Hey folks,
We’re having a tough time using Tigris storage due to odd issues popping up far more frequently than we’d like.
The various issues are documented below with details. The crux of issues surround Tigris’ S3 API reliability, consistency in responses, replication lag times across geographic locations, and frequently undocumented and inconsistent developer ergonomics.
Preface and Context
We’re big fans of Tigris and want to keep using them if possible. The team is cool & hardworking. They’ve been friendly until now and generally quick to respond.
In fact, we had an issue 6-ish months back with shadow buckets where the feature unexpectedly duplicated all our stored data into Tigris. That caused massive egress fees and a equally egregious S3 bill due to unexpected behavior. I personally had to be in constant conversations with AWS since we couldn’t afford that egress when the bill came and we were heavily AWS-dependent at that time, though to no fault of our own. Luckily, Tigris responded super quickly and even comped the bill . That’s more than reasonable and I was super grateful at the time.
But, the reason why I’m writing this is because odd quirks and major issues like that keep happening and it constantly shifts our focus to doing tasks related to “dealing with Tigris and its edges” rather than properly relying on Tigris as a storage backend to handle that for us.
1 - Massive replication lag (>4-5 hours?) that won’t cut it for production environments:
We’ve faced several issues where uploaded files are requested to be downloaded (from distant geographic locations and therefore PoPs) up to 4 hours later and still not be able to find it. Ideally, this lag is significantly smaller or Tigris enables requester to read-through and grab it from original PoP.
Luckily, Tigris’ CTO has been responsive and proactive telling me that deployment of QoS protocols to mitigate noisy neighbors is on its way, but this caused our whole team to be solely focused on fixing this for 4 full workdays. And the replication lag did not go away (and I have no clue if it ever did).
This was hard enough for us to debug on top of dealing with the SEV1
issue, it was a little upsetting that this wasn’t already on their radar. To prove that there was major replication lag we sent the same S3 List requests, setup VPSes in different locations and a hodgepodge job of using VPNs to manipulate our geographic locations. Results sent from VPSes in different geographic locations responded very different responses, we also attached creation times of those files to make how big the lag is obvious.
“Dealing with Tigris” by migrating our whole app to a different geographical region:
The replication lag, esp. when at > 4 hour lengths are considered SEV1
for our application. We immediately get flooded with customer support tickets because our service primarily deals with the transform and transfer of files. This is 95% of what we do. We determined the replication issue was worst in the US regions (one could view Tigris in the browser or CLI and not see the last 100 files uploaded due to extreme lag with folders and therefore any objects within the subfolders missing). So, once again to accommodate Tigris, we migrated our whole production infrastructure to another geographic location to fix replication lag on Tigris’ end.

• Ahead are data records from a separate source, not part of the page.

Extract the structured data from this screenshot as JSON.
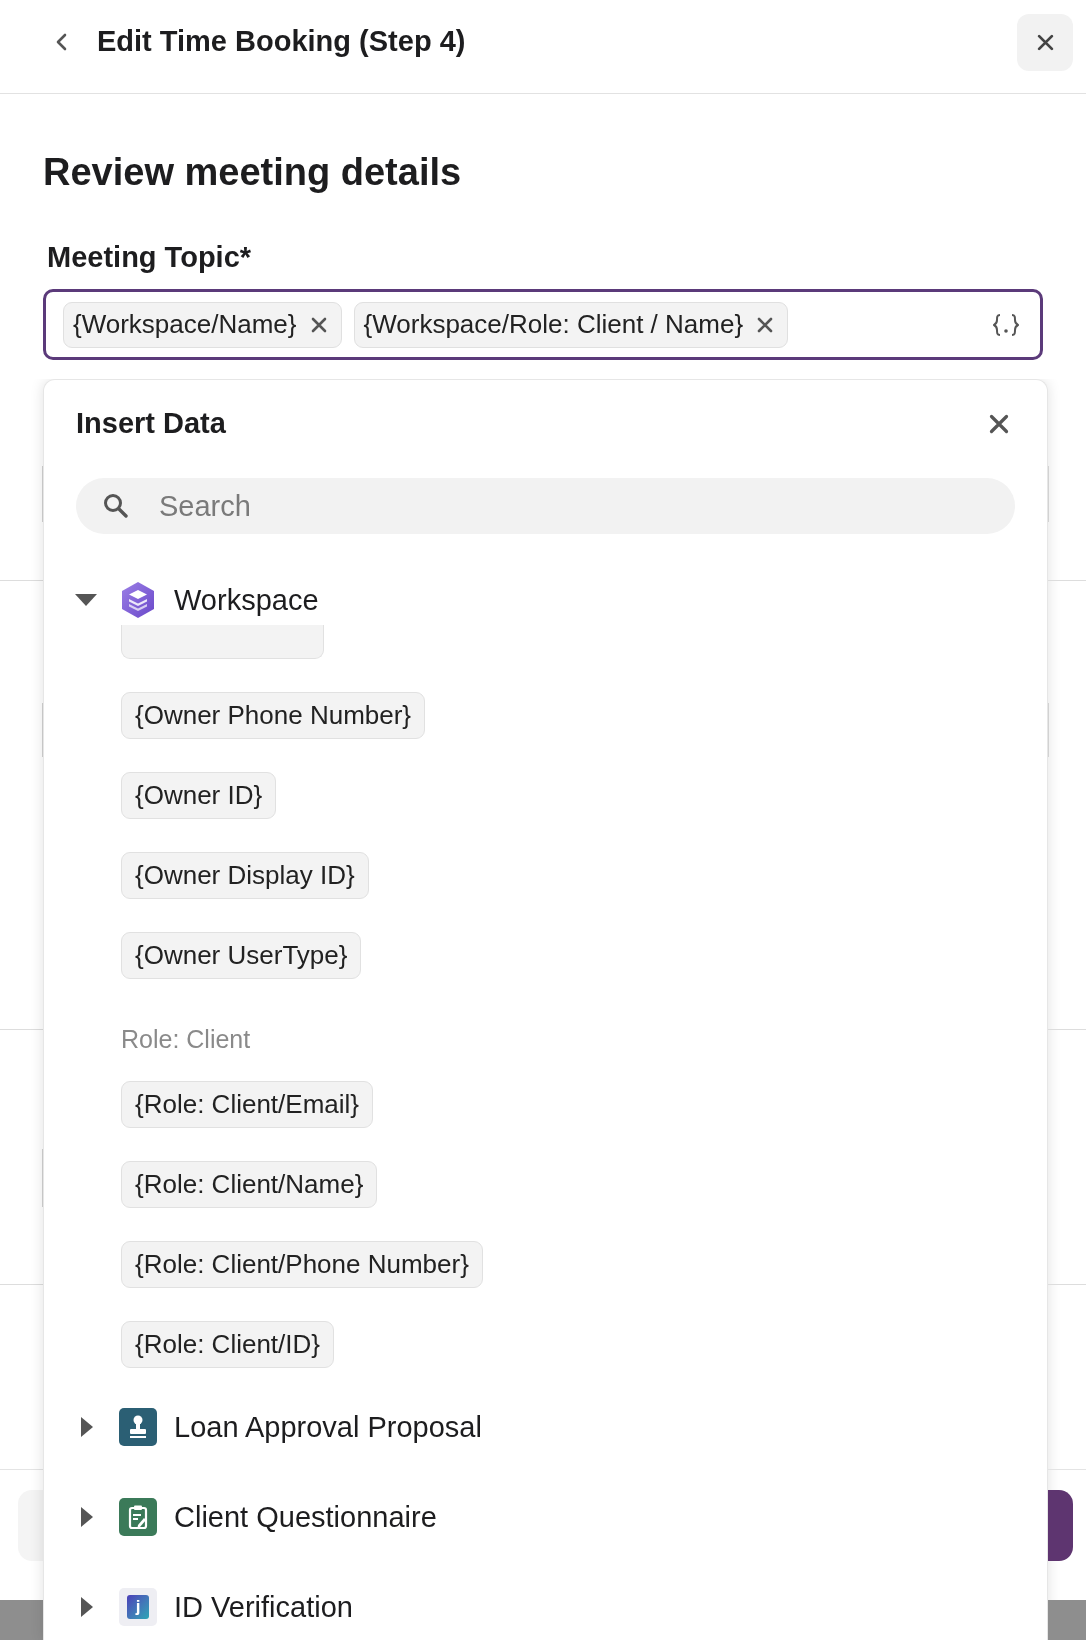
{
  "header": {
    "title": "Edit Time Booking (Step 4)"
  },
  "heading": "Review meeting details",
  "meeting_topic": {
    "label": "Meeting Topic*",
    "tokens": [
      {
        "label": "{Workspace/Name}"
      },
      {
        "label": "{Workspace/Role: Client / Name}"
      }
    ]
  },
  "insert_data": {
    "title": "Insert Data",
    "search": {
      "placeholder": "Search"
    },
    "sources": [
      {
        "name": "Workspace",
        "kind": "workspace",
        "expanded": true,
        "items": [
          {
            "kind": "clipped_chip"
          },
          {
            "kind": "chip",
            "label": "{Owner Phone Number}"
          },
          {
            "kind": "chip",
            "label": "{Owner ID}"
          },
          {
            "kind": "chip",
            "label": "{Owner Display ID}"
          },
          {
            "kind": "chip",
            "label": "{Owner UserType}"
          },
          {
            "kind": "heading",
            "label": "Role: Client"
          },
          {
            "kind": "chip",
            "label": "{Role: Client/Email}"
          },
          {
            "kind": "chip",
            "label": "{Role: Client/Name}"
          },
          {
            "kind": "chip",
            "label": "{Role: Client/Phone Number}"
          },
          {
            "kind": "chip",
            "label": "{Role: Client/ID}"
          }
        ]
      },
      {
        "name": "Loan Approval Proposal",
        "kind": "proposal",
        "expanded": false
      },
      {
        "name": "Client Questionnaire",
        "kind": "questionnaire",
        "expanded": false
      },
      {
        "name": "ID Verification",
        "kind": "verification",
        "expanded": false,
        "icon_letter": "j"
      }
    ]
  }
}
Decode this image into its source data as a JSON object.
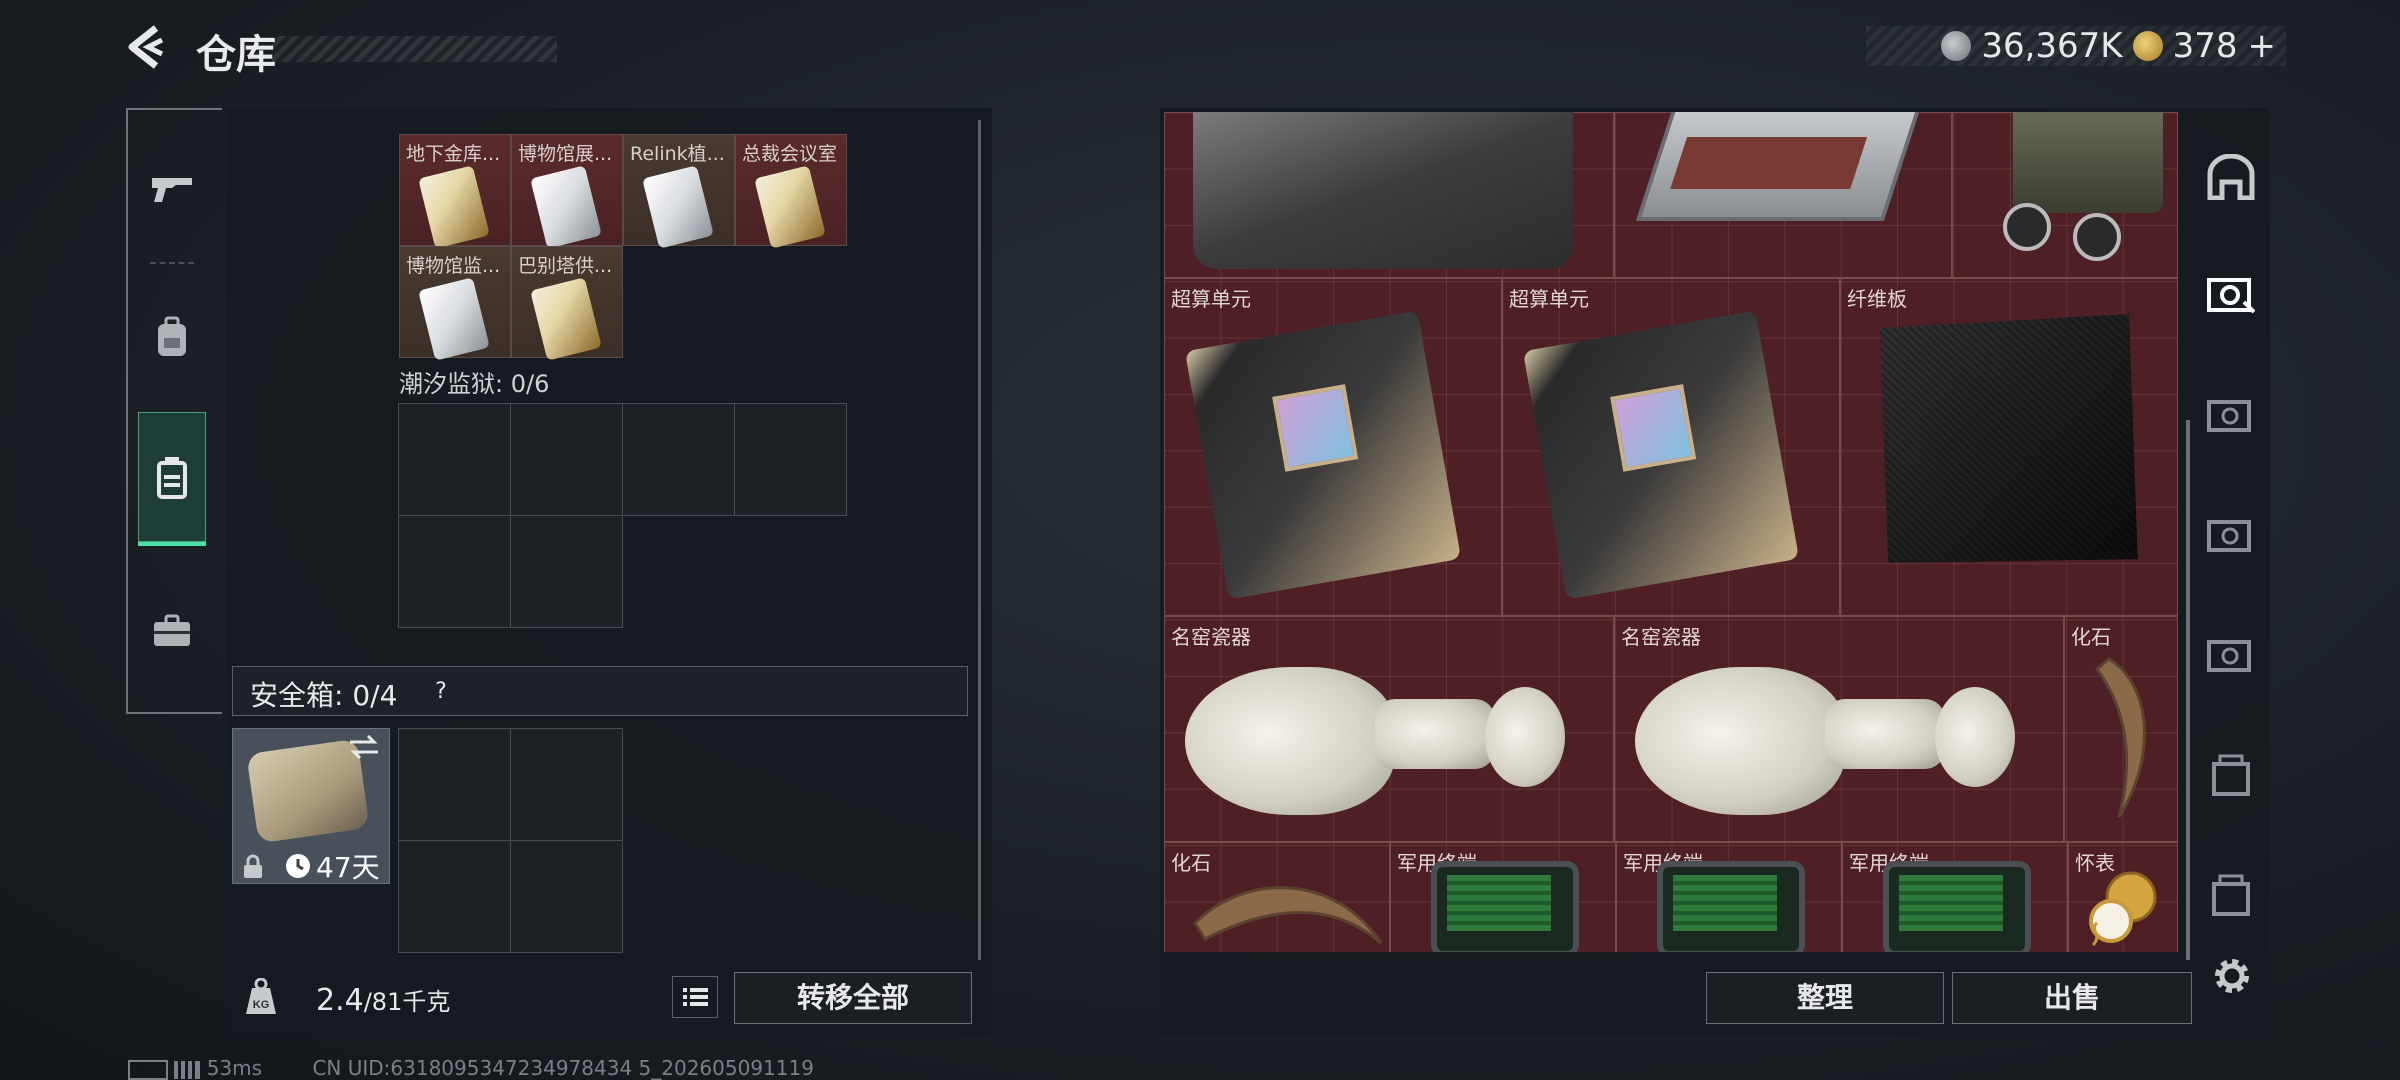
{
  "header": {
    "title": "仓库",
    "currency_1": "36,367K",
    "currency_2": "378",
    "currency_plus": "+"
  },
  "left_nav": {
    "items": [
      {
        "icon": "gun-icon"
      },
      {
        "icon": "backpack-icon"
      },
      {
        "icon": "container-icon",
        "active": true
      },
      {
        "icon": "briefcase-icon"
      }
    ]
  },
  "left_panel": {
    "key_cells": [
      {
        "label": "地下金库...",
        "card": "gold",
        "bg": "red"
      },
      {
        "label": "博物馆展...",
        "card": "silver",
        "bg": "red"
      },
      {
        "label": "Relink植...",
        "card": "silver",
        "bg": "brown"
      },
      {
        "label": "总裁会议室",
        "card": "gold",
        "bg": "red"
      },
      {
        "label": "博物馆监...",
        "card": "silver",
        "bg": "brown"
      },
      {
        "label": "巴别塔供...",
        "card": "gold",
        "bg": "brown"
      }
    ],
    "section_2_title": "潮汐监狱: 0/6",
    "safe_box_label": "安全箱: 0/4",
    "safe_box_help": "?",
    "safe_box_days": "47天",
    "weight_value": "2.4",
    "weight_max": "/81",
    "weight_unit": "千克",
    "transfer_all": "转移全部"
  },
  "stash": {
    "items": [
      {
        "label": "超算单元"
      },
      {
        "label": "超算单元"
      },
      {
        "label": "纤维板"
      },
      {
        "label": "名窑瓷器"
      },
      {
        "label": "名窑瓷器"
      },
      {
        "label": "化石"
      },
      {
        "label": "化石"
      },
      {
        "label": "军用终端"
      },
      {
        "label": "军用终端"
      },
      {
        "label": "军用终端"
      },
      {
        "label": "怀表"
      }
    ]
  },
  "buttons": {
    "sort": "整理",
    "sell": "出售"
  },
  "status": {
    "ping": "53ms",
    "uid": "CN UID:6318095347234978434 5_202605091119"
  }
}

This mitigated the issues growing too fast, but only partially. Today, while most of the support tickets are winding down, the issue is still only partially solved and we’re still dealing with the tail-end of the consequences from this.
I understand that distributed object stores are going to be eventually consistent. But that lag is way too large to reach a consistent state. Finally, this should be monitored.
1.1 Eager Caching + Geographic Restrictions?
Even when using some eager caching solutions or restricting storage zones, the guarantees are simply too weak.
Example 1: We’ve seen odd scenarios where uploading files to a bucket in a single restricted storage zone will be downloaded significantly faster when the downloader is close to that zone. This is expected and good! However, when we then upload files to a bucket with the same configuration, but with eager caching enabled and directly requested for the same storage zone as above, the download crawls at 1/10th to 1/100th the speed. In case it helps, the download was for the Singapore AZ. This wasn’t a replication issue, since we waited around 4 hours to attempt that download after the cache request was sent. I’ve seen similar issues a lot on the developer side (see issue 3).
Finally, we’d love to roll out this caching mechanism to help with the lag, but the docs are super sparse on how the various configurations interact with each other.
Our Questions and Requests:
- Can we get better guidance, on handling replication lag scenarios? More broadly, can we get more guidance on handling both uploads and downloads in a stable manner?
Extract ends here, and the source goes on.